ECFAA provides broader oversight of patient care

Ontario’s Excellent Care for All Act has placed more emphasis on the role of hospital boards and executives in the oversight of patient quality of care, says Toronto health lawyer Michael Gleeson.

“It provides a broader scope for hospital boards to oversee, monitor and enhance patient quality of care,” he tells

“This act focuses on improving quality of care in the health system and doing so in a patient-centric manner. It encourages the system as a whole, and hospital boards in particular, to look at how to improve the experience of patients. And to do that, they have to look at all aspects of patient care. Hospitals should be examining the contributions of all hospital representatives, everyone from administrative staff to nurses to physicians to executives, in order to understand how the overall patient experience can be improved.”

Gleeson, senior corporate counsel at Dykeman Dewhirst O’Brien LLP, says until the new act became law in 2010, the Medical Advisory Committee (MAC) of a hospital was the primary mechanism for a board to ensure that the facility was providing the appropriate quality of care.
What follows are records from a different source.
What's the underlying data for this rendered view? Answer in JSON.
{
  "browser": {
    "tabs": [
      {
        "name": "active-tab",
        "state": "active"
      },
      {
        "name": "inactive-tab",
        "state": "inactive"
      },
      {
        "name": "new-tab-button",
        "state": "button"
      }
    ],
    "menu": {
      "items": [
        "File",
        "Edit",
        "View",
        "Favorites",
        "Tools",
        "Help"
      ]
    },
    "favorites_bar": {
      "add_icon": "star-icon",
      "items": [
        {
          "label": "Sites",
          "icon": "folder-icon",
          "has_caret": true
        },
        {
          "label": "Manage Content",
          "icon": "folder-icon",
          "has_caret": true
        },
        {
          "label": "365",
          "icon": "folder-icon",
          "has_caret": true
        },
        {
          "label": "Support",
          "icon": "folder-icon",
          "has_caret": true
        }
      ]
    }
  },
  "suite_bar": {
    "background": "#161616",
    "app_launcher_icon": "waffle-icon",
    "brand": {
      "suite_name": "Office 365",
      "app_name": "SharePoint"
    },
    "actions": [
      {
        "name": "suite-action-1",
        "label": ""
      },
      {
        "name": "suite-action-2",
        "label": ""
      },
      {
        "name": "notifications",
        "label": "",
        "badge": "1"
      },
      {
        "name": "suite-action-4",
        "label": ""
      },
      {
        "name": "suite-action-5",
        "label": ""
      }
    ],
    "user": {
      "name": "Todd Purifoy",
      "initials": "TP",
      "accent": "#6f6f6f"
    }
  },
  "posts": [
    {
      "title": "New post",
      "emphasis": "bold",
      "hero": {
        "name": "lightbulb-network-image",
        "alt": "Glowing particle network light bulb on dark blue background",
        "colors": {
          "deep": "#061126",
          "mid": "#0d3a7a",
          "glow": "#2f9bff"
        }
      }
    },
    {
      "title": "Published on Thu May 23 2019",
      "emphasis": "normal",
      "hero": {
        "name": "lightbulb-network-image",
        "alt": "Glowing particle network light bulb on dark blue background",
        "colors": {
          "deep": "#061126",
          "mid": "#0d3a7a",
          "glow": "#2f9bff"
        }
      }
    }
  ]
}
“But MACs are made up almost exclusively of physicians and focus purely on issues related to physicians, primarily, and only a handful of other health professionals," he says. "When the Excellent Care for All Act came into play it required a board to establish a Quality Committee, which is a multidisciplinary committee and is comprised of a cross-section of hospital staff, including nursing staff − not just physicians.”

In addition, one-third of the Quality Committee is required to be composed of members from the hospital’s board of directors, bringing the board into direct involvement with quality of care. The board also has an opportunity to appoint any member of the hospital staff to the Quality Committee of the board, as it thinks appropriate, says Gleeson.

Gleeson says that while the mandate of the MAC remains critically important within a hospital, the new act underscores that the MAC has a limited mandate, whereas the Quality Committee has a wider scope. That wider scope may give hospital boards the opportunity to look at some issues related to quality of care that perhaps they weren’t able to look at before, including obtaining direct input from frontline nursing and other health-care staff.

“In the past, there hasn’t been as much emphasis, at the board level, on getting input from the frontline nurses because the MAC doesn’t have jurisdiction over staff nurses. And yet, obviously, the nurses are such an important part of what a hospital does and are an important part of patient interaction — it only makes sense they should be a valuable source of input for the board,” he says.

Gleeson says that the broad scope of information available to the Quality Committee changes the board’s ability to provide oversight for quality of care.

He points out that while the act provides guidance on the mandate of the Quality Committee, and regulations prescribe in part its composition, some hospitals are still tinkering with how the Quality Committee can best be utilized and how the Quality Committee and the MAC should interact in order to best serve the hospital.

“Hospital boards are looking at how exactly these Quality Committees should be used and I think the boards are still getting used to the broad scope of what this committee can be involved with,” he says.

Gleeson has been working with hospital boards so that they have a better appreciation of the responsibilities of the Quality Committee and to make the differentiation between the roles of the MAC versus the Quality Committee more clear so that the boards can use these resources more efficiently.

“The clearer hospitals are on the difference between the roles of each, the better position they will be in to take advantage of each mechanism and use it to the fullest,” he says.

Gleeson says Quality Committees have certain specific obligations, including the review of critical incident data and oversight of the mandated quality improvement plan that has to be submitted annually to Health Quality Ontario by each hospital.

“There are some consistent uses of this committee, but there is also some flexibility in terms of what responsibilities can be delegated to these committees. The responsibilities delegated to the committee may vary, depending on the needs of the hospital, and sometimes both committees may have a role in investigating a quality issue,” he says.

Gleeson says the act outlines general obligations, but how those obligations are put into practice may vary slightly from hospital to hospital.

“Since the act is only about five years old, I think there are probably hospitals out there that are still feeling their way towards understanding how this committee can best be used,” he says.